At their congressional testimony on campus antisemitism, the presidents of Harvard, Penn and MIT came across as, if anything, coached to death. It may be that, by seeing leadership as perfectly teachable, we are encouraging ill-suited candidates to visualize a path to the top — and are giving them more chances than they deserve once they get there.
Look up “leadership training” on Google Maps around where FTX, Alameda Research or Theranos were headquartered, or indeed within a short radius from the U.S. Capitol where leadership tragedies are on near constant display, and you will get entries that are too numerous to count. It is not a lack of coaching that made FTX founder Sam Bankman-Fried, Theranos founder Elizabeth Holmes or former Rep. George Santos (R-N.Y.) possible.
Indeed, it is the consistent rise of misfits or downright frauds as leaders that concerns me most about the leadership-industrial complex.
With the rise of life coaching and leadership coaching, psychology and character have been sidelined as coaches with no requirements for mental health training or licensing, and no proven ability to diagnose troubling conditions that research suggests are overrepresented in leadership, such as antisocial personality disorder, carry the leadership industry, performing therapy-lite of sorts on leaders who would rather see a coach than deal with the stigma of psychotherapy.
While a new helping profession is very welcome, will a typical executive coach recognize a budding psychopath clothed in abundant charms when he comes knocking on their HR door? It is doubtful.
Psychology is subordinated in other ways, too, such as when leadership TED talkers insist that emotional intelligence, which has been shown to be an essential leadership asset, can be reliably taught. Or when it is suggested to students that requisite personality traits can be acquired through weekend role play workshops.

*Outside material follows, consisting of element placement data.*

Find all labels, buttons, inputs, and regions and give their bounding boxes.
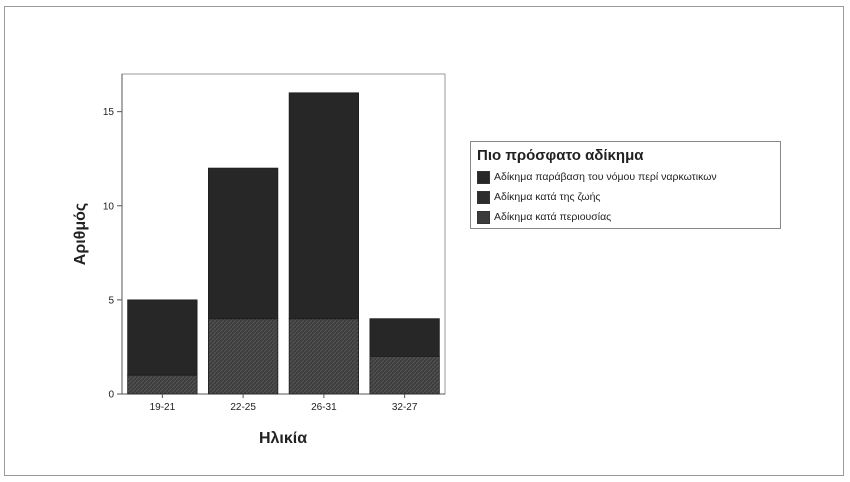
- bar-segment: [369, 355, 440, 395]
- bar-segment: [369, 318, 440, 357]
- legend-item-property: Αδίκημα κατά περιουσίας: [477, 207, 774, 227]
- x-tick-label: 19-21: [150, 402, 176, 413]
- bar-segment: [127, 374, 198, 395]
- legend-title: Πιο πρόσφατο αδίκημα: [477, 147, 644, 164]
- y-tick-label: 10: [103, 201, 115, 212]
- y-tick-label: 0: [108, 390, 114, 401]
- legend-label: Αδίκημα παράβαση του νόμου περί ναρκωτικ…: [494, 171, 717, 183]
- x-tick-label: 32-27: [392, 402, 418, 413]
- bar-segment: [208, 318, 279, 395]
- legend-label: Αδίκημα κατά περιουσίας: [494, 211, 612, 223]
- bar-segment: [288, 318, 359, 395]
- legend-swatch: [477, 170, 490, 184]
- y-axis-title: Αριθμός: [72, 203, 89, 265]
- x-tick-label: 22-25: [230, 402, 256, 413]
- bar-segment: [208, 167, 279, 320]
- legend-item-narcotics: Αδίκημα παράβαση του νόμου περί ναρκωτικ…: [477, 167, 774, 187]
- legend-label: Αδίκημα κατά της ζωής: [494, 191, 601, 203]
- bar-segment: [127, 299, 198, 376]
- y-tick-label: 15: [103, 107, 115, 118]
- legend-swatch: [477, 210, 490, 224]
- legend-swatch: [477, 190, 490, 204]
- legend-item-life: Αδίκημα κατά της ζωής: [477, 187, 774, 207]
- x-axis-title: Ηλικία: [259, 430, 307, 447]
- bar-segment: [288, 92, 359, 320]
- x-tick-label: 26-31: [311, 402, 337, 413]
- legend: Πιο πρόσφατο αδίκημα Αδίκημα παράβαση το…: [470, 141, 781, 229]
- y-tick-label: 5: [108, 295, 114, 306]
- figure-frame: [4, 6, 844, 476]
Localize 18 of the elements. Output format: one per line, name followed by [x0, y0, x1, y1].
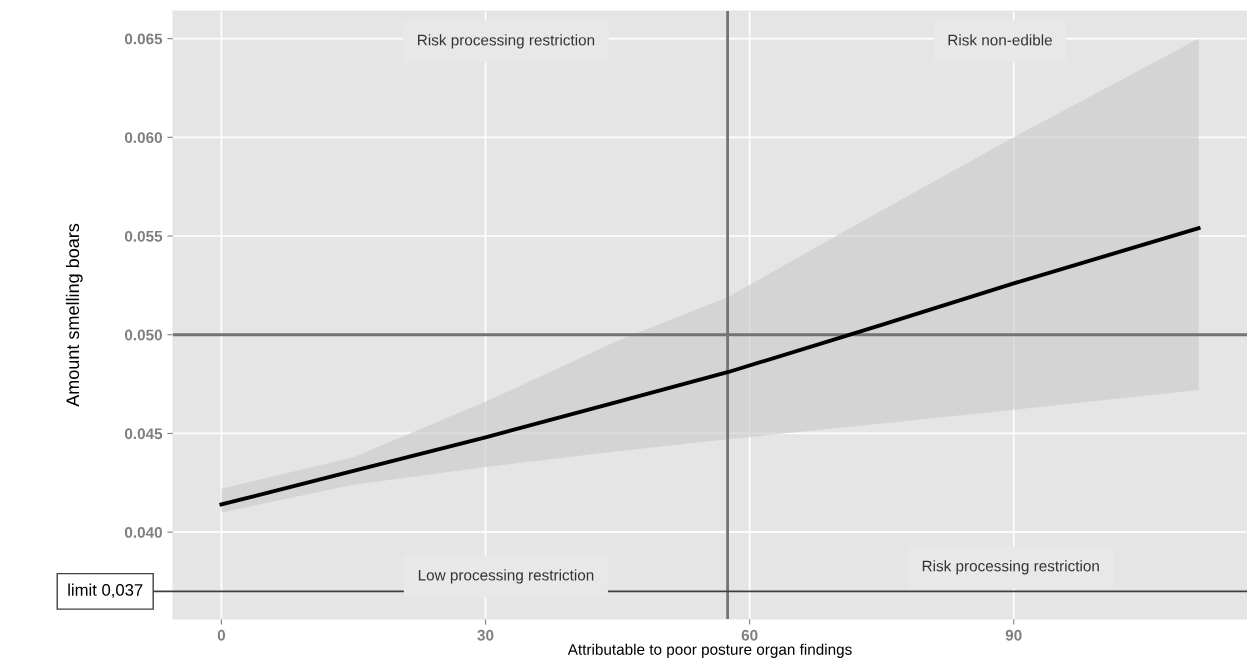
y-tick-label: 0.045 [124, 428, 163, 440]
annotation: Risk processing restriction [922, 560, 1099, 575]
x-axis-title: Attributable to poor posture organ findings [567, 643, 852, 658]
y-tick-label: 0.040 [124, 527, 162, 538]
annotation: Risk processing restriction [418, 34, 595, 49]
y-tick-label: 0.055 [124, 230, 163, 242]
x-tick-label: 30 [477, 629, 494, 641]
y-tick-label: 0.050 [124, 329, 162, 341]
ref-line-label: limit 0,037 [68, 583, 143, 598]
annotation: Low processing restriction [418, 569, 594, 584]
annotation: Risk non-edible [948, 34, 1052, 46]
x-tick-label: 0 [217, 629, 226, 641]
x-tick-label: 90 [1005, 629, 1022, 641]
line-series [219, 226, 1201, 507]
x-tick-label: 60 [741, 629, 758, 641]
y-axis-title: Amount smelling boars [65, 223, 83, 407]
y-tick-label: 0.060 [124, 132, 162, 144]
y-tick-label: 0.065 [124, 33, 163, 45]
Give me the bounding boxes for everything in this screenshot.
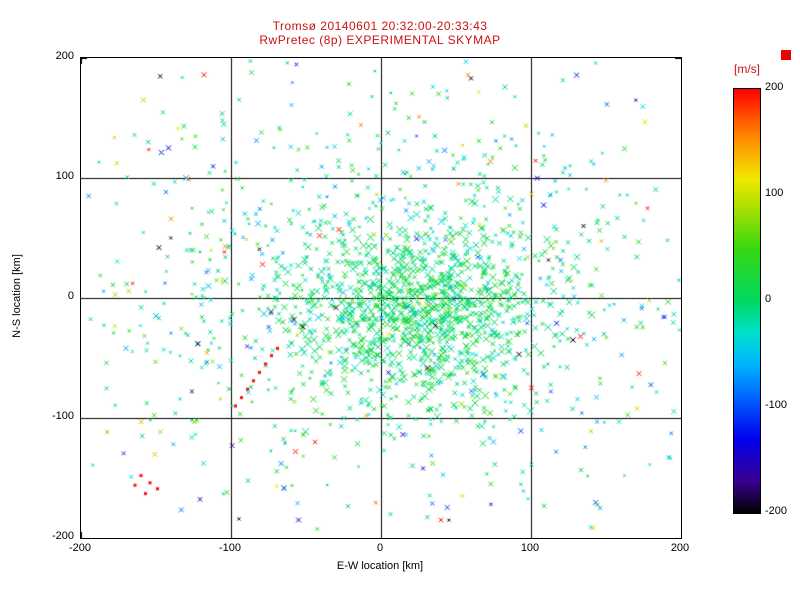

These traits are either there, or they’re not, and if they’re not, the process of personality change is tectonic, if at all possible. Freud himself had this to say about its frustrating pace: “To shorten . . . treatment is a justifiable wish. . . . Unfortunately, it is opposed by a very important factor, namely, the slowness with which deep-going changes in the mind are accomplished.” Like personality, there is nothing “express” about leadership, but this has not stopped offerings such as “Leadership Express Series” from confidently marketing themselves.
If I were a business school dean in the business of recruiting students to my MBA leadership track, I might argue that the industry is not big enough — invest heavier and earlier in our trainings and redemption interventions and watch your leadership pipeline burst with mini Steve Jobss. But I am a psychiatrist, and the only path I see out of this is to resurrect psychology as the main driver of leader emergence and success.
Something about the tragic fall of academic presidents feels like the logical conclusion to a certain approach to leadership that, against everything we know about psychology, has managed to businessify it into a profitable enterprise with an academic imprimatur. In response, and to make better leaders possible, we may want to start ignoring the logical fallacy that says that all are destined to lead, ease up on the prepping and the “development,” and go back to recognizing personality and character as necessary constituents that money can’t buy.
And, perhaps more than anything, we need to show followers more respect. The frenzy around leadership training and the imperative to rise at all costs is leaving them with an inferiority complex. We need to listen to them, invest in them and reward them. And we need to do it for who they are, not their “leadership potential.”
Dr. Elias Aboujaoude is a psychiatry professor and researcher at Standford University and the author of “A Leader’s Destiny: Why Psychology, Personality, and Character Make All the Difference” (PublicAffairs).